In a turn of events that nearly pushed me over the edge, the top tier was half an inch too tall for the cake taker, and the bottom one was half an inch too wide. Cue the buttercream-inspired cussing. Luckily, I am blessed with a great improviser for a (now) husband, and we managed to modify a cardboard box to hold the bottom tier and snugged the top tier into a drawer stolen out of the fridge. After some quick work with scotch tape and saran wrap, the cakes seemed road-worthy.

Driving four hours with the air conditioning running on “ice cube” is colder than it sounds. The Electrician and I suffered through the chilly trip with visions of the slumped cake that would result from turning down the AC keeping us going. Besides, we had our love to keep us warm, right?

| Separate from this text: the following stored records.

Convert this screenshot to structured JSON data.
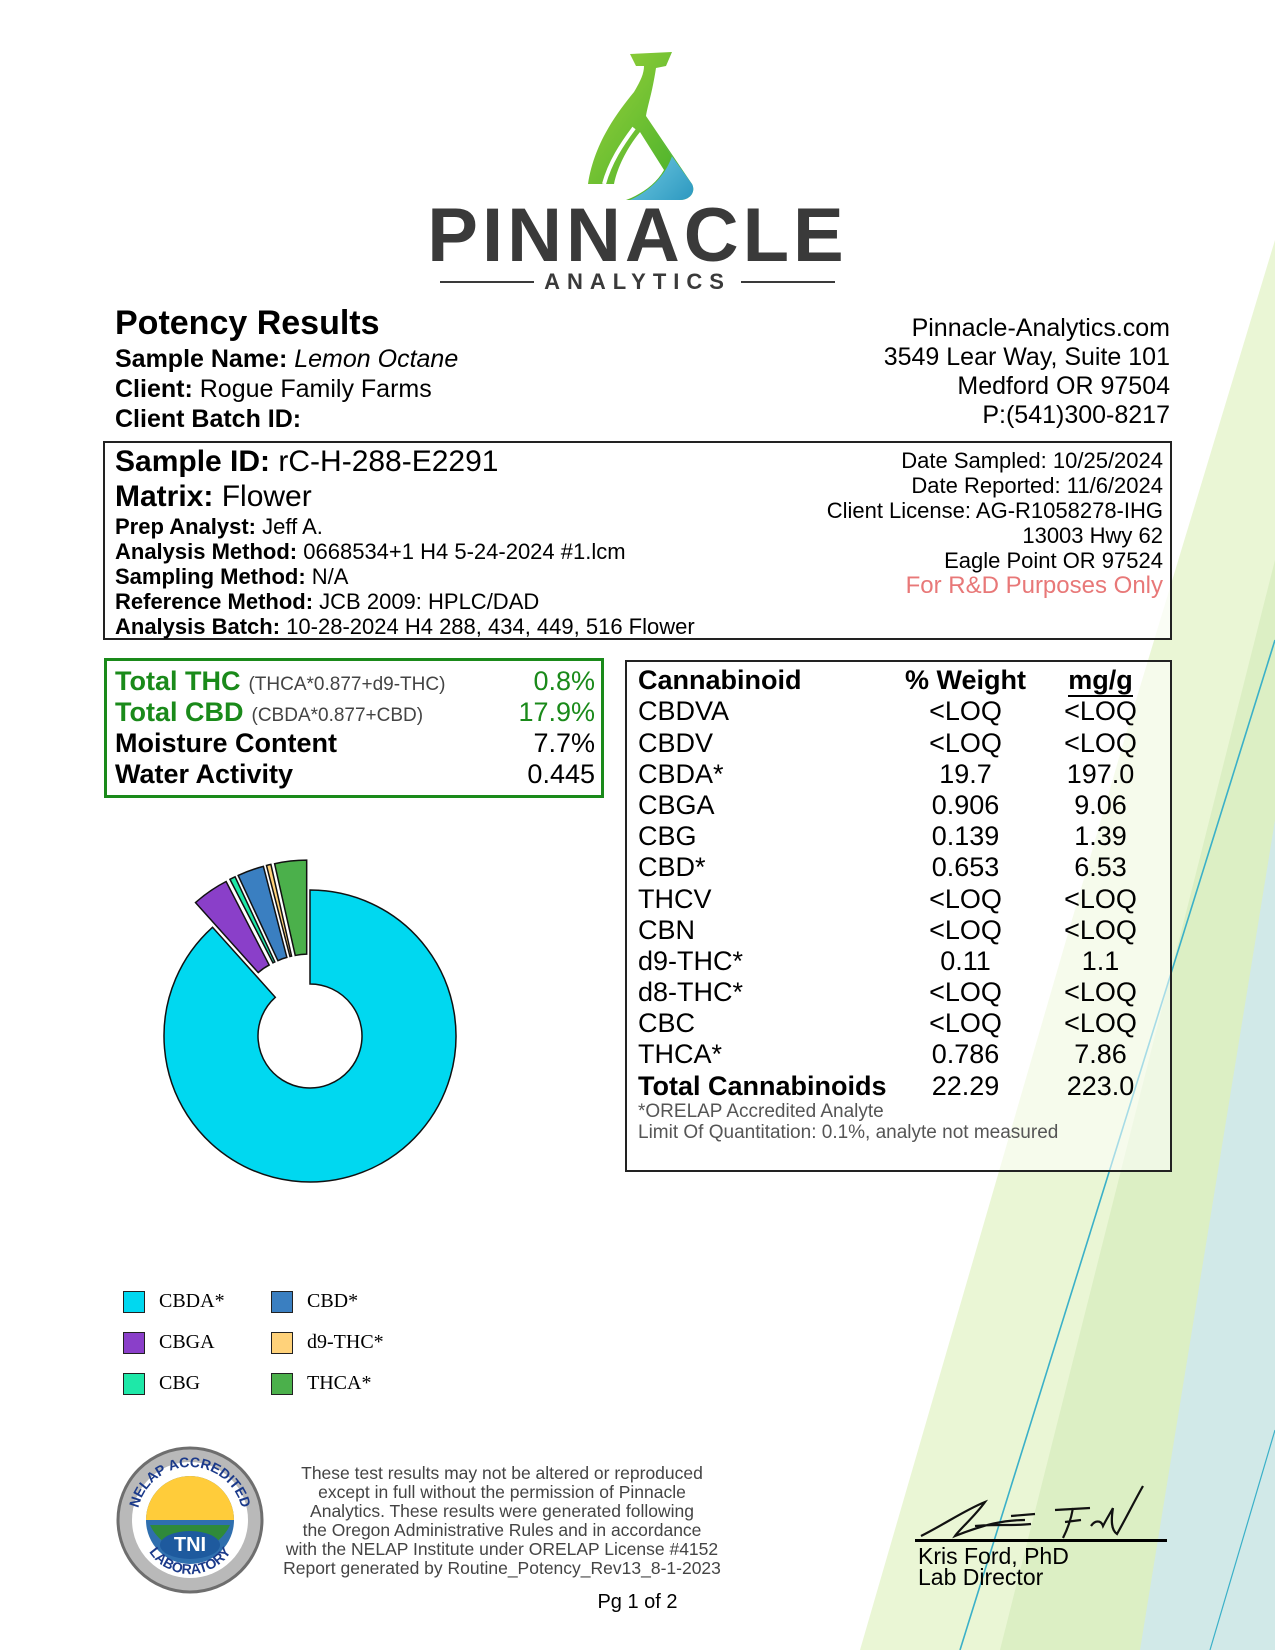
{
  "brand": {
    "name": "PINNACLE",
    "subtitle": "ANALYTICS"
  },
  "report": {
    "title": "Potency Results",
    "sample_name_label": "Sample Name:",
    "sample_name": "Lemon Octane",
    "client_label": "Client:",
    "client": "Rogue Family Farms",
    "client_batch_label": "Client Batch ID:",
    "client_batch": ""
  },
  "lab_address": {
    "website": "Pinnacle-Analytics.com",
    "street": "3549 Lear Way, Suite 101",
    "city": "Medford OR 97504",
    "phone": "P:(541)300-8217"
  },
  "sample": {
    "id_label": "Sample ID:",
    "id": "rC-H-288-E2291",
    "matrix_label": "Matrix:",
    "matrix": "Flower",
    "prep_label": "Prep Analyst:",
    "prep": "Jeff A.",
    "method_label": "Analysis Method:",
    "method": "0668534+1 H4 5-24-2024 #1.lcm",
    "sampling_label": "Sampling Method:",
    "sampling": "N/A",
    "reference_label": "Reference Method:",
    "reference": "JCB 2009: HPLC/DAD",
    "batch_label": "Analysis Batch:",
    "batch": "10-28-2024 H4 288, 434, 449, 516 Flower",
    "date_sampled_label": "Date Sampled:",
    "date_sampled": "10/25/2024",
    "date_reported_label": "Date Reported:",
    "date_reported": "11/6/2024",
    "license_label": "Client License:",
    "license": "AG-R1058278-IHG",
    "client_street": "13003 Hwy 62",
    "client_city": "Eagle Point OR 97524",
    "rd_note": "For R&D Purposes Only"
  },
  "summary": {
    "thc_label": "Total THC",
    "thc_formula": "(THCA*0.877+d9-THC)",
    "thc_value": "0.8%",
    "cbd_label": "Total CBD",
    "cbd_formula": "(CBDA*0.877+CBD)",
    "cbd_value": "17.9%",
    "moisture_label": "Moisture Content",
    "moisture_value": "7.7%",
    "water_label": "Water Activity",
    "water_value": "0.445"
  },
  "table": {
    "headers": [
      "Cannabinoid",
      "% Weight",
      "mg/g"
    ],
    "rows": [
      [
        "CBDVA",
        "<LOQ",
        "<LOQ"
      ],
      [
        "CBDV",
        "<LOQ",
        "<LOQ"
      ],
      [
        "CBDA*",
        "19.7",
        "197.0"
      ],
      [
        "CBGA",
        "0.906",
        "9.06"
      ],
      [
        "CBG",
        "0.139",
        "1.39"
      ],
      [
        "CBD*",
        "0.653",
        "6.53"
      ],
      [
        "THCV",
        "<LOQ",
        "<LOQ"
      ],
      [
        "CBN",
        "<LOQ",
        "<LOQ"
      ],
      [
        "d9-THC*",
        "0.11",
        "1.1"
      ],
      [
        "d8-THC*",
        "<LOQ",
        "<LOQ"
      ],
      [
        "CBC",
        "<LOQ",
        "<LOQ"
      ],
      [
        "THCA*",
        "0.786",
        "7.86"
      ]
    ],
    "total": [
      "Total Cannabinoids",
      "22.29",
      "223.0"
    ],
    "note_accredited": "*ORELAP Accredited Analyte",
    "note_loq": "Limit Of Quantitation: 0.1%, analyte not measured"
  },
  "chart_data": {
    "type": "pie",
    "categories": [
      "CBDA*",
      "CBGA",
      "CBG",
      "CBD*",
      "d9-THC*",
      "THCA*"
    ],
    "values": [
      19.7,
      0.906,
      0.139,
      0.653,
      0.11,
      0.786
    ],
    "colors": [
      "#00d8f0",
      "#8a3fc9",
      "#1ee8a8",
      "#3a7fc1",
      "#ffd27a",
      "#4bb04b"
    ],
    "donut": true,
    "exploded": [
      "CBGA",
      "CBG",
      "CBD*",
      "d9-THC*",
      "THCA*"
    ],
    "legend_position": "bottom-left"
  },
  "footer": {
    "disclaimer": [
      "These test results may not be altered or reproduced",
      "except in full without the permission of Pinnacle",
      "Analytics. These results were generated following",
      "the Oregon Administrative Rules and in accordance",
      "with the NELAP Institute under ORELAP License #4152",
      "Report generated by Routine_Potency_Rev13_8-1-2023"
    ],
    "signer_name": "Kris Ford, PhD",
    "signer_title": "Lab Director",
    "page": "Pg 1 of 2",
    "seal_top": "NELAP ACCREDITED",
    "seal_center": "TNI",
    "seal_bottom": "LABORATORY"
  }
}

I made the final assembly, aided by the piping bag of green buttercream I took “to go” on our icy road trip, in the wine cooler of the restaurant where we would eat our wedding dinner the next day. Part of me struggled to believe the whole thing was there, lovely, and complete, after all the time I spent worrying about it leading up to the wedding weekend. I probably had every version of the “smashed cake” or “dropped cake” or “something dropped on the cake” dream in existence.

After all this writing, I suppose I should share the photos I snapped of our little green cake before The Electrician and I sliced into it. There will, I’m certain, be better photos of the thing when I get the final work back from our photographer, but this is what I have for now. I’m pleased with how it turned out, and it went nicely with our quite vintage but just a little bit funky wedding.

Close up of some of the flowers, which are all gum paste with buttercream centers. I don’t wire my flowers so they stay completely edible.

High angle shot with all the little fru-fru flowers.



It kind of brightens up the place, right? 

I am happy to report our very green cake was yummy, and it was actually moister than I thought it would be considering how far ahead I had to frost it. Wedding cake success! The top tier is now safely in my deep freezer, waiting to be enjoyed a little less than a year from now on our first anniversary. Never has a little cake travelled so many kilometers only to have have of it turn around and come home again.

Do me a favour? Don’t tell Sherman I have cake in the freezer, or he may start plotting to steal it for himself. He is building up quite the record of these things.